Lack of evidence is key barrier to using portable devices to detect poor quality medicines

A series of papers which reviewed portable devices to detect poor quality medicines has concluded major gaps in scientific evidence remain a key barrier for regulators to implement surveillance systems using such devices.

MQRG and MORU teams working on evaluation of portable devices

The five papers have been published in PLOS Neglected Tropical Diseases and PloS Medicine today. They are:

1. Multiphase evaluation of portable medicines quality screening device

2. Laboratory evaluation of twelve portable devices for medicine quality screening

3. A comparative field evaluation of six medicine quality screening devices in Laos.

4. Implementation of field detection devices for antimalarial quality screening in Lao PDR—A cost-effectiveness analysis.

5. Evaluation of portable devices for medicine quality screening: Lessons learnt, recommendations for implementation, and future priorities

Poor quality medical products jeopardise national, regional and global attempts to improve access to effective health care because they lead to avoidable morbidity and mortality, waste human and financial resources, and contribute to drug resistance. The World Health Organization estimates that globally 1 in 10 medical products is substandard and falsified  (SF*), but the reality is that their detailed epidemiology remains very unclear because of the difficulties of detecting them in supply chains and communities.

Medicines Regulatory Authorities (MRAs) in many low-and middle-income countries are under-resourced. New innovative portable tools could help improve MRA efficiency in post-market surveillance of medicines, to better detect and remove SF medicines before they reach patients. Although they hold promise for empowering medicine inspectors in screening medicine quality in supply systems, regulators lack independent information on their performance, limitations and cost-effectiveness.
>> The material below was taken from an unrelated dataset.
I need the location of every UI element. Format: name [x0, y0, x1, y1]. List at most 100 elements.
This study aimed to help fill this gap in our understanding.

The Medicine Quality Research Group (LOMWRU, Lao PDR) of IDDO and the Mahidol Oxford Tropical Medicine Research Unit (MORU) worked in collaboration with the Government of the Lao PDR, the Georgia Institute of Technology (USA) and MORU in Thailand to conduct an independent evaluation and comparison of portable devices to provide evidence to facilitate MRAs decisions about whether these new technologies are appropriate for screening of medicines in their countries and they should be deployed. The study was part of the Results for Malaria Elimination and Communicable Diseases Control (RECAP) under the Regional Malaria and Communicable Disease Trust Fund (RMTF) at the Asian Development Bank. This work has been described in this series of five papers.
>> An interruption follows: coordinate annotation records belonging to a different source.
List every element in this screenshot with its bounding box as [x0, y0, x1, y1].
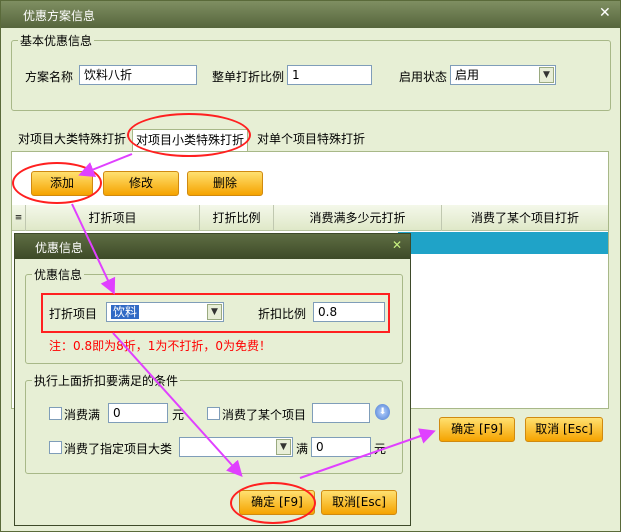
basic-info-legend: 基本优惠信息	[20, 34, 93, 48]
rate-input[interactable]: 0.8	[313, 302, 385, 322]
dialog-title-bar: 优惠信息 ✕	[15, 234, 410, 259]
delete-button[interactable]: 删除	[187, 171, 263, 196]
consumed-item-label: 消费了某个项目	[222, 408, 307, 422]
plan-name-input[interactable]: 饮料八折	[79, 65, 197, 85]
spend-label: 消费满	[64, 408, 101, 422]
col-spend-threshold[interactable]: 消费满多少元打折	[274, 205, 442, 231]
yuan2-label: 元	[374, 442, 387, 456]
spend-input[interactable]: 0	[108, 403, 168, 423]
tab-category[interactable]: 对项目大类特殊打折	[15, 129, 129, 151]
man-input[interactable]: 0	[311, 437, 371, 457]
chevron-down-icon[interactable]: ▼	[276, 439, 291, 455]
status-select-value: 启用	[455, 68, 480, 82]
man-label: 满	[296, 442, 309, 456]
lookup-down-icon[interactable]: ⬇	[375, 404, 390, 420]
discount-note: 注：0.8即为8折，1为不打折，0为免费！	[49, 339, 271, 353]
ratio-input[interactable]: 1	[287, 65, 372, 85]
row-indicator-icon: ≡	[12, 205, 26, 231]
chevron-down-icon[interactable]: ▼	[539, 67, 554, 83]
ratio-label: 整单打折比例	[212, 70, 285, 84]
col-discount-ratio[interactable]: 打折比例	[200, 205, 274, 231]
condition-group: 执行上面折扣要满足的条件	[25, 372, 403, 474]
title-bar: 优惠方案信息 ✕	[1, 1, 620, 28]
condition-legend: 执行上面折扣要满足的条件	[34, 374, 179, 388]
discount-item-value: 饮料	[111, 305, 140, 319]
edit-button[interactable]: 修改	[103, 171, 179, 196]
status-label: 启用状态	[399, 70, 448, 84]
consumed-item-checkbox[interactable]	[207, 407, 220, 420]
tab-subcategory[interactable]: 对项目小类特殊打折	[132, 129, 249, 152]
col-discount-item[interactable]: 打折项目	[26, 205, 200, 231]
plan-name-label: 方案名称	[25, 70, 74, 84]
dialog-ok-button[interactable]: 确定 [F9]	[239, 490, 315, 515]
chevron-down-icon[interactable]: ▼	[207, 304, 222, 320]
discount-dialog: 优惠信息 ✕ 优惠信息 打折项目 饮料 ▼ 折扣比例 0.8 注：0.8即为8折…	[14, 233, 411, 526]
consumed-category-select[interactable]: ▼	[179, 437, 293, 457]
cancel-button[interactable]: 取消 [Esc]	[525, 417, 603, 442]
window-title: 优惠方案信息	[23, 9, 96, 23]
close-icon[interactable]: ✕	[599, 5, 611, 21]
yuan-label: 元	[172, 408, 185, 422]
consumed-category-checkbox[interactable]	[49, 441, 62, 454]
discount-item-select[interactable]: 饮料 ▼	[106, 302, 224, 322]
discount-info-legend: 优惠信息	[34, 268, 83, 282]
rate-label: 折扣比例	[258, 307, 307, 321]
add-button[interactable]: 添加	[31, 171, 93, 196]
dialog-close-icon[interactable]: ✕	[392, 238, 402, 252]
status-select[interactable]: 启用 ▼	[450, 65, 556, 85]
dialog-title: 优惠信息	[35, 241, 84, 255]
ok-button[interactable]: 确定 [F9]	[439, 417, 515, 442]
tab-single-item[interactable]: 对单个项目特殊打折	[254, 129, 368, 151]
spend-checkbox[interactable]	[49, 407, 62, 420]
consumed-item-input[interactable]	[312, 403, 370, 423]
table-row[interactable]	[398, 232, 608, 254]
dialog-cancel-button[interactable]: 取消[Esc]	[321, 490, 397, 515]
col-consumed-item[interactable]: 消费了某个项目打折	[442, 205, 608, 231]
discount-item-label: 打折项目	[49, 307, 98, 321]
consumed-category-label: 消费了指定项目大类	[64, 442, 173, 456]
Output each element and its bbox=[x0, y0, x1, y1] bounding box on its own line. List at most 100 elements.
Twelve portable devices were chosen following a review of the available scientific evidence. These ranged from small single-use rapid diagnostic test kits, through to small spectrometers that can be connected to mobile phones, hand-held spectrometers, and larger devices such as the Minilab, a laboratory in suitcases. Each device was evaluated in the laboratory, the field and for cost-effectiveness. Download more information about the evaluation process

The study’s key findings increase our knowledge of the use of these devices but show that it is currently unlikely that any one device would be able to effectively monitor the quality of all medicines. The researchers concluded that major gaps in the scientific evidence remain and are key barriers for regulators wishing to implement devices in their surveillance systems. However, these devices, when their advantages and limitation are better defined for diverse medicines hold great promise for empowering medicine inspectors globally.

Read the papers

* About SF medical products

Substandard medical products result from errors and negligence during manufacture, transportation, or storage. In contrast, falsified products result from criminal fraud. Although they have been traded for many centuries, in the last few decades the problem seems to have grown, partly because of the increased complexity of the global pharmaceutical economy and internet sales.